De beroepscommissie heeft de Staatssecretaris in de gelegenheid gesteld schriftelijk te reageren op het beroep en klager alsmede zijn raadsman mr. D.M. Penn om het beroep schriftelijk toe te lichten.

Op grond van haar onderzoek overweegt en beslist de beroepscommissie als volgt.

1. De inhoud van de bestreden beslissing
De Staatssecretaris heeft klagers verzoek tot het tijdelijk verlaten van de inrichting in het kader van algemeen verlof afgewezen.

2. De standpunten
Namens klager is het beroep als volgt toegelicht.
Een eventuele ongemotiveerde en negatieve werkhouding is geen grond voor weigering als bedoeld in artikel 4 van de Regeling tijdelijk verlaten van de inrichting. De stelling dat een eventuele negatieve werkhouding risico’s met zich mee zou brengen voor
een ongestoord verlof mist wettelijke grondslag.
De rapporten, die ten aanzien van klager zijn opgesteld, zijn positief en de positieve resultaten zouden klager juist het voordeel van de twijfel hebben moeten geven.
Miskend wordt het belang van artikel 2 van de Pbw. De tenuitvoerlegging van de vrijheidsstraf dient zoveel mogelijk dienstbaar te worden gemaakt aan de terugkeer in de maatschappij. Verlof neemt daarbij een wezenlijke plaats in. Tijdens verlof kan
klager weer oude banden aanhalen en voorkomen dat hij te zeer vervreemdt van de buitenwereld. De selectiefunctionaris had daar niet aan voorbij dienen te gaan. De selectiefunctionaris heeft de wet verkeerd toegepast en een verkeerde belangenafweging
gemaakt die tot een onredelijke uitkomst leidt.

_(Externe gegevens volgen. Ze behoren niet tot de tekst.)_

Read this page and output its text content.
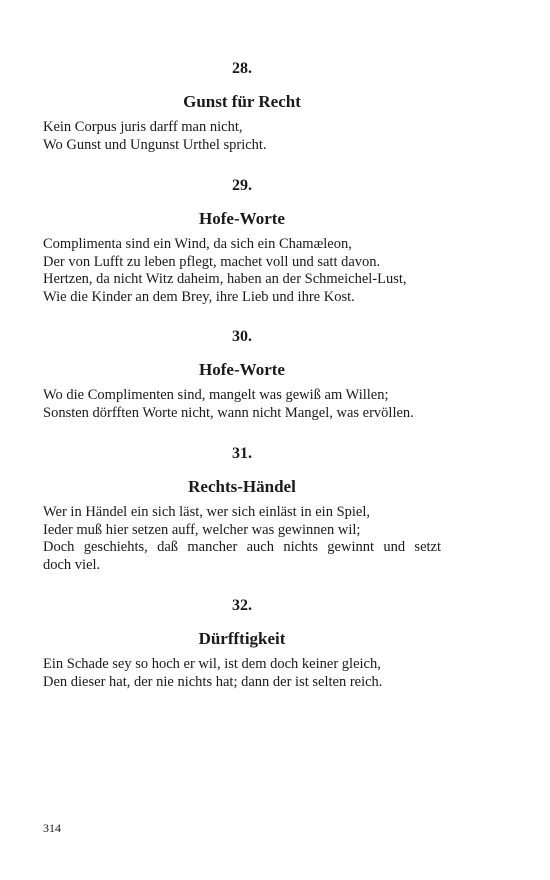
28.
Gunst für Recht
Kein Corpus juris darff man nicht,
Wo Gunst und Ungunst Urthel spricht.
29.
Hofe-Worte
Complimenta sind ein Wind, da sich ein Chamæleon,
Der von Lufft zu leben pflegt, machet voll und satt davon.
Hertzen, da nicht Witz daheim, haben an der Schmeichel-Lust,
Wie die Kinder an dem Brey, ihre Lieb und ihre Kost.
30.
Hofe-Worte
Wo die Complimenten sind, mangelt was gewiß am Willen;
Sonsten dörfften Worte nicht, wann nicht Mangel, was ervöllen.
31.
Rechts-Händel
Wer in Händel ein sich läst, wer sich einläst in ein Spiel,
Ieder muß hier setzen auff, welcher was gewinnen wil;
Doch geschiehts, daß mancher auch nichts gewinnt und setzt
doch viel.
32.
Dürfftigkeit
Ein Schade sey so hoch er wil, ist dem doch keiner gleich,
Den dieser hat, der nie nichts hat; dann der ist selten reich.
314
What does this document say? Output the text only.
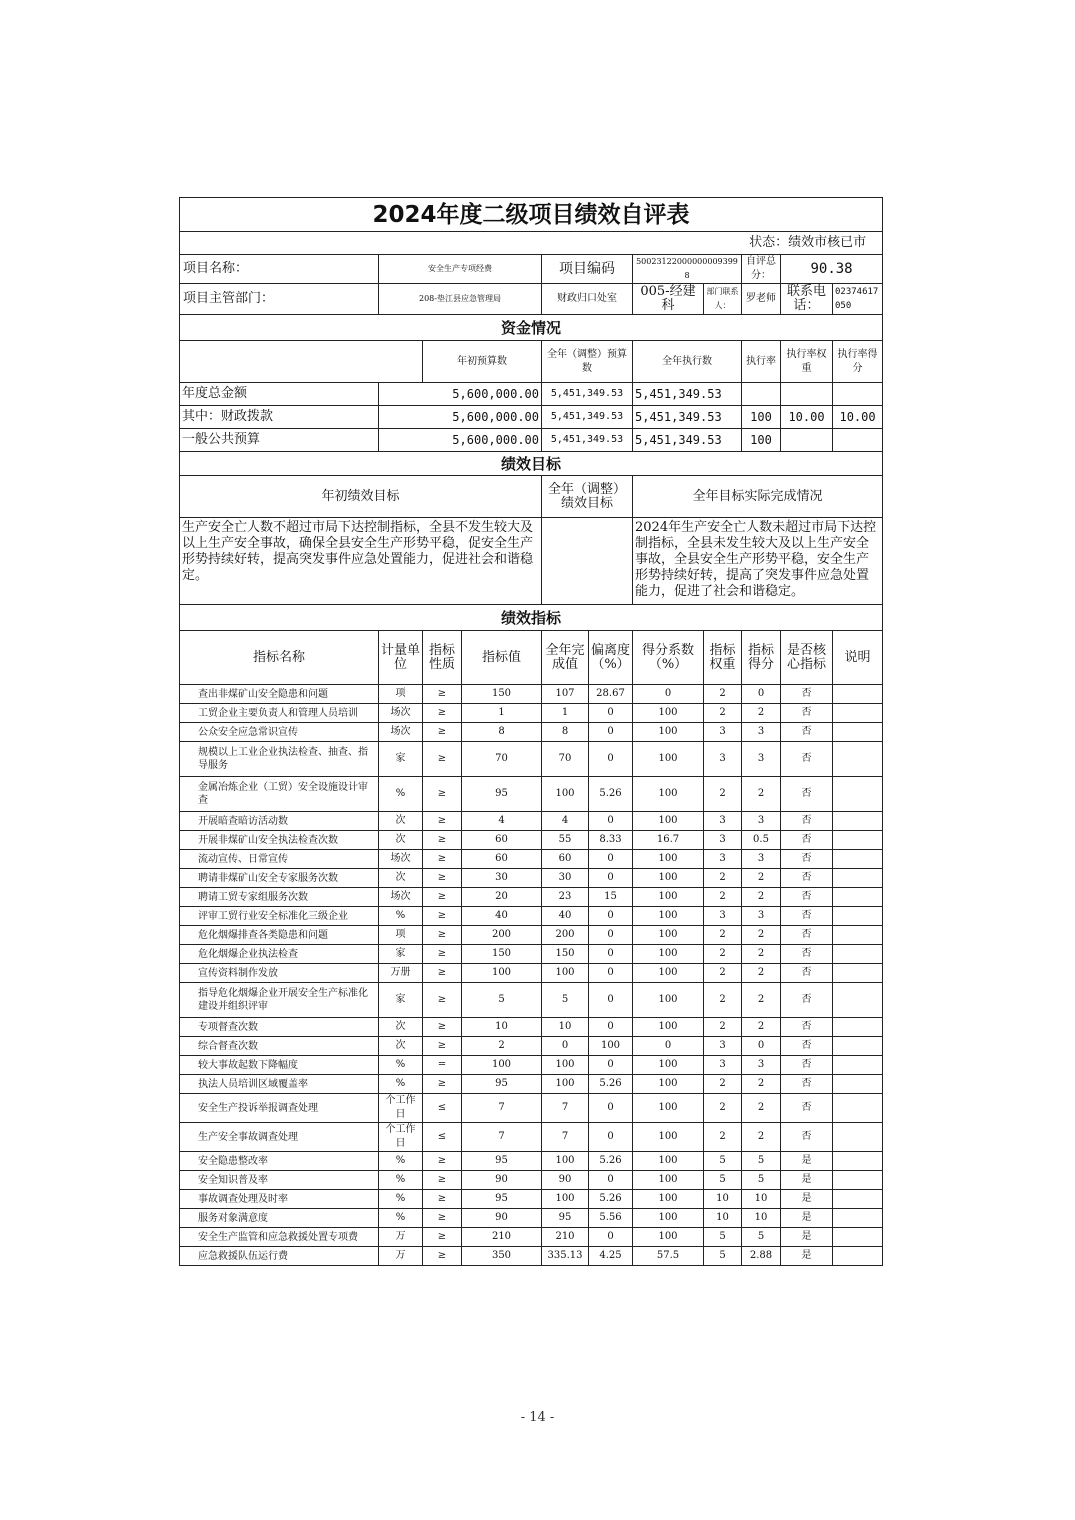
2024年度二级项目绩效自评表										
状态：绩效市核已市										
项目名称：	安全生产专项经费			项目编码		500231220000000093998		自评总分：	90.38	
项目主管部门：	208-垫江县应急管理局			财政归口处室		005-经建科	部门联系人：	罗老师	联系电话：	02374617050
资金情况										
		年初预算数		全年（调整）预算数		全年执行数		执行率	执行率权重	执行率得分
年度总金额	5,600,000.00			5,451,349.53		5,451,349.53				
其中：财政拨款	5,600,000.00			5,451,349.53		5,451,349.53		100	10.00	10.00
一般公共预算	5,600,000.00			5,451,349.53		5,451,349.53		100		
绩效目标										
年初绩效目标				全年（调整）绩效目标		全年目标实际完成情况				
生产安全亡人数不超过市局下达控制指标，全县不发生较大及以上生产安全事故，确保全县安全生产形势平稳，促安全生产形势持续好转，提高突发事件应急处置能力，促进社会和谐稳定。						2024年生产安全亡人数未超过市局下达控制指标，全县未发生较大及以上生产安全事故，全县安全生产形势平稳，安全生产形势持续好转，提高了突发事件应急处置能力，促进了社会和谐稳定。				
绩效指标										
指标名称	计量单位	指标性质	指标值	全年完成值	偏离度（%）	得分系数（%）	指标权重	指标得分	是否核心指标	说明
查出非煤矿山安全隐患和问题	项	≥	150	107	28.67	0	2	0	否	
工贸企业主要负责人和管理人员培训	场次	≥	1	1	0	100	2	2	否	
公众安全应急常识宣传	场次	≥	8	8	0	100	3	3	否	
规模以上工业企业执法检查、抽查、指导服务	家	≥	70	70	0	100	3	3	否	
金属冶炼企业（工贸）安全设施设计审查	%	≥	95	100	5.26	100	2	2	否	
开展暗查暗访活动数	次	≥	4	4	0	100	3	3	否	
开展非煤矿山安全执法检查次数	次	≥	60	55	8.33	16.7	3	0.5	否	
流动宣传、日常宣传	场次	≥	60	60	0	100	3	3	否	
聘请非煤矿山安全专家服务次数	次	≥	30	30	0	100	2	2	否	
聘请工贸专家组服务次数	场次	≥	20	23	15	100	2	2	否	
评审工贸行业安全标准化三级企业	%	≥	40	40	0	100	3	3	否	
危化烟爆排查各类隐患和问题	项	≥	200	200	0	100	2	2	否	
危化烟爆企业执法检查	家	≥	150	150	0	100	2	2	否	
宣传资料制作发放	万册	≥	100	100	0	100	2	2	否	
指导危化烟爆企业开展安全生产标准化建设并组织评审	家	≥	5	5	0	100	2	2	否	
专项督查次数	次	≥	10	10	0	100	2	2	否	
综合督查次数	次	≥	2	0	100	0	3	0	否	
较大事故起数下降幅度	%	=	100	100	0	100	3	3	否	
执法人员培训区域覆盖率	%	≥	95	100	5.26	100	2	2	否	
安全生产投诉举报调查处理	个工作日	≤	7	7	0	100	2	2	否	
生产安全事故调查处理	个工作日	≤	7	7	0	100	2	2	否	
安全隐患整改率	%	≥	95	100	5.26	100	5	5	是	
安全知识普及率	%	≥	90	90	0	100	5	5	是	
事故调查处理及时率	%	≥	95	100	5.26	100	10	10	是	
服务对象满意度	%	≥	90	95	5.56	100	10	10	是	
安全生产监管和应急救援处置专项费	万	≥	210	210	0	100	5	5	是	
应急救援队伍运行费	万	≥	350	335.13	4.25	57.5	5	2.88	是	
- 14 -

Namens de Staatssecretaris is de bestreden beslissing als volgt toegelicht.
Uit de inrichtingsrapportage is gebleken dat er bij klager sprake is van een hoog recidiverisico en dat een aantal interventies geïndiceerd is.
Klager is op 18 februari 2011 geplaatst in de z.b.b.i. van de locatie Roermond. Hij zou hier gaan werken aan de voorgestelde interventies. Vanwege zijn gedrag en gebrek aan motivatie is hij, na gewaarschuwd te zijn, op 15 maart 2011 teruggeplaatst naar
een gesloten inrichting, te weten de gevangenis te Grave. Klager heeft aangegeven dat hij, omdat hij is teruggeplaatst, niet meer wenst mee te werken aan voorgestelde interventies die het recidiverisico zouden verminderen. Gelet op het bovenstaande
dient klager niet beloond te worden voor zijn negatieve ongemotiveerde houding door hem thans met verlof te sturen. Meegewogen is dat klager wellicht als gevolg van teleurstelling door de terugplaatsing niet zou kunnen terugkeren van verlof. Klager
wordt niet langer geschikt geacht om met vrijheden om te kunnen gaan.

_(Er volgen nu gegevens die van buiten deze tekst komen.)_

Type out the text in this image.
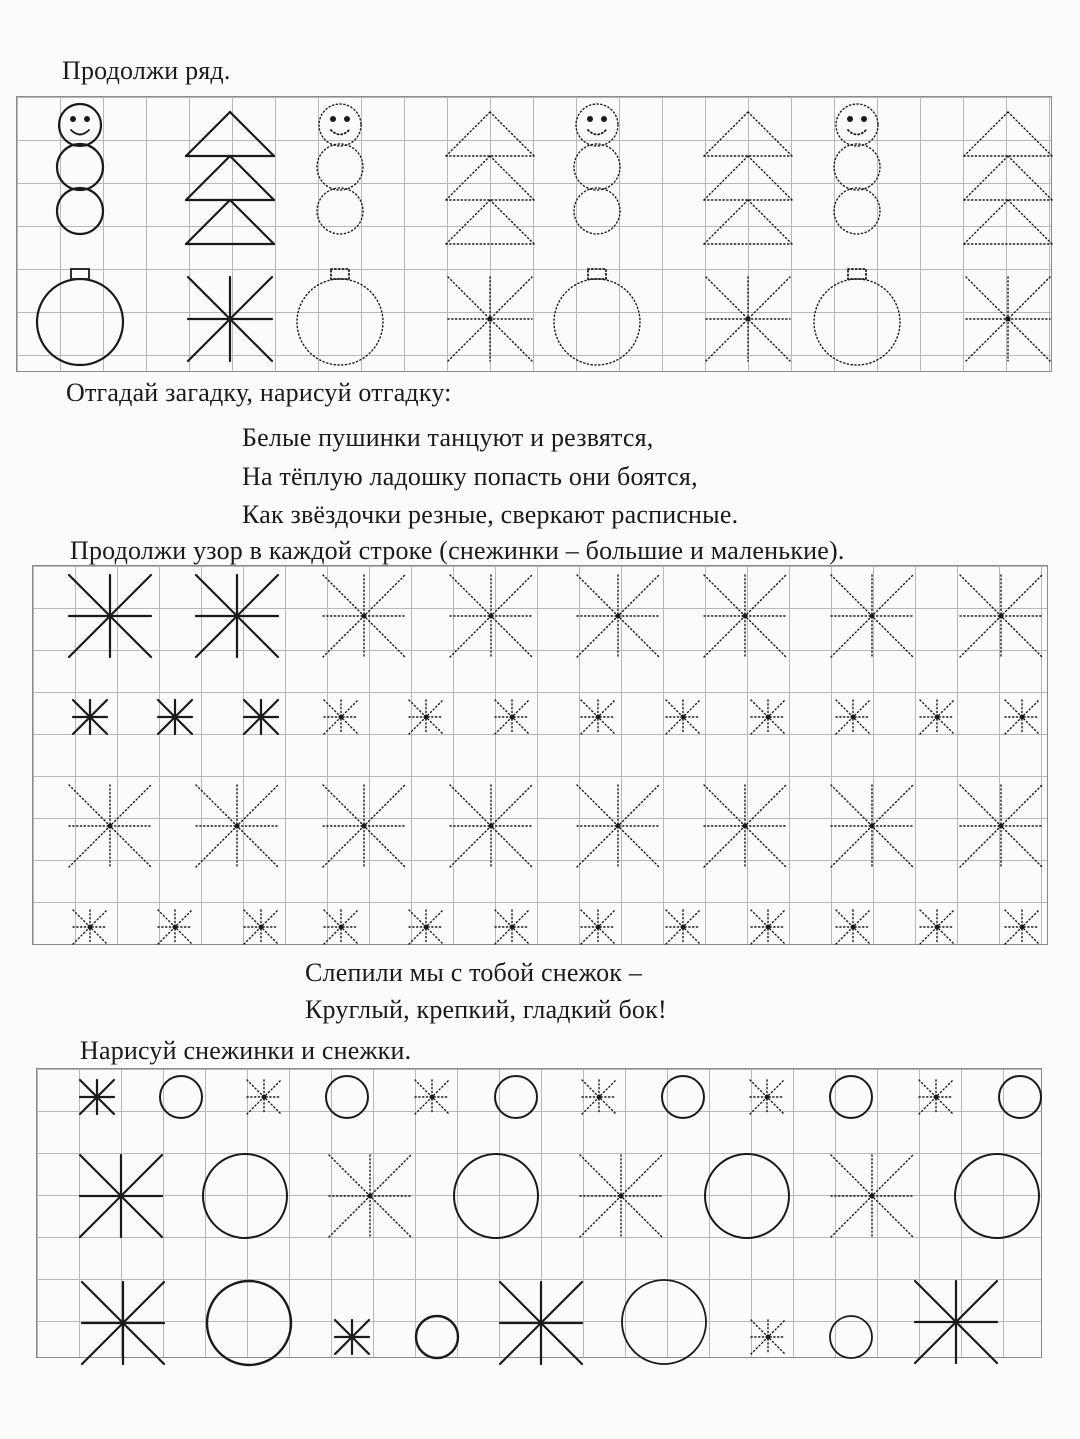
Продолжи ряд.
Отгадай загадку, нарисуй отгадку:
Белые пушинки танцуют и резвятся,
На тёплую ладошку попасть они боятся,
Как звёздочки резные, сверкают расписные.
Продолжи узор в каждой строке (снежинки – большие и маленькие).
Слепили мы с тобой снежок –
Круглый, крепкий, гладкий бок!
Нарисуй снежинки и снежки.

Op klagers verlofaanvraag zijn de volgende adviezen uitgebracht.
De directeur van de p.i. Grave heeft negatief geadviseerd ten aanzien van de verlofaanvraag.
Het Openbaar Ministerie heeft aangegeven geen bezwaar te hebben tegen verlofverlening.
De politie Limburg-Zuid heeft aangegeven dat klagers verlofadres als stabiel wordt gezien.

3. De beoordeling
Klager ondergaat de tenuitvoerlegging van een eerder voorwaardelijk opgelegde gevangenisstraf van tien maanden met aftrek. Aansluitend dient hij 79 dagen hechtenis en eventueel een subsidiaire hechtenis van twee dagen te ondergaan. De datum van
invrijheidstelling is bepaald op 19 augustus 2011.

Het beroep richt zich tegen de afwijzing van klagers aanvraag voor algemeen verlof.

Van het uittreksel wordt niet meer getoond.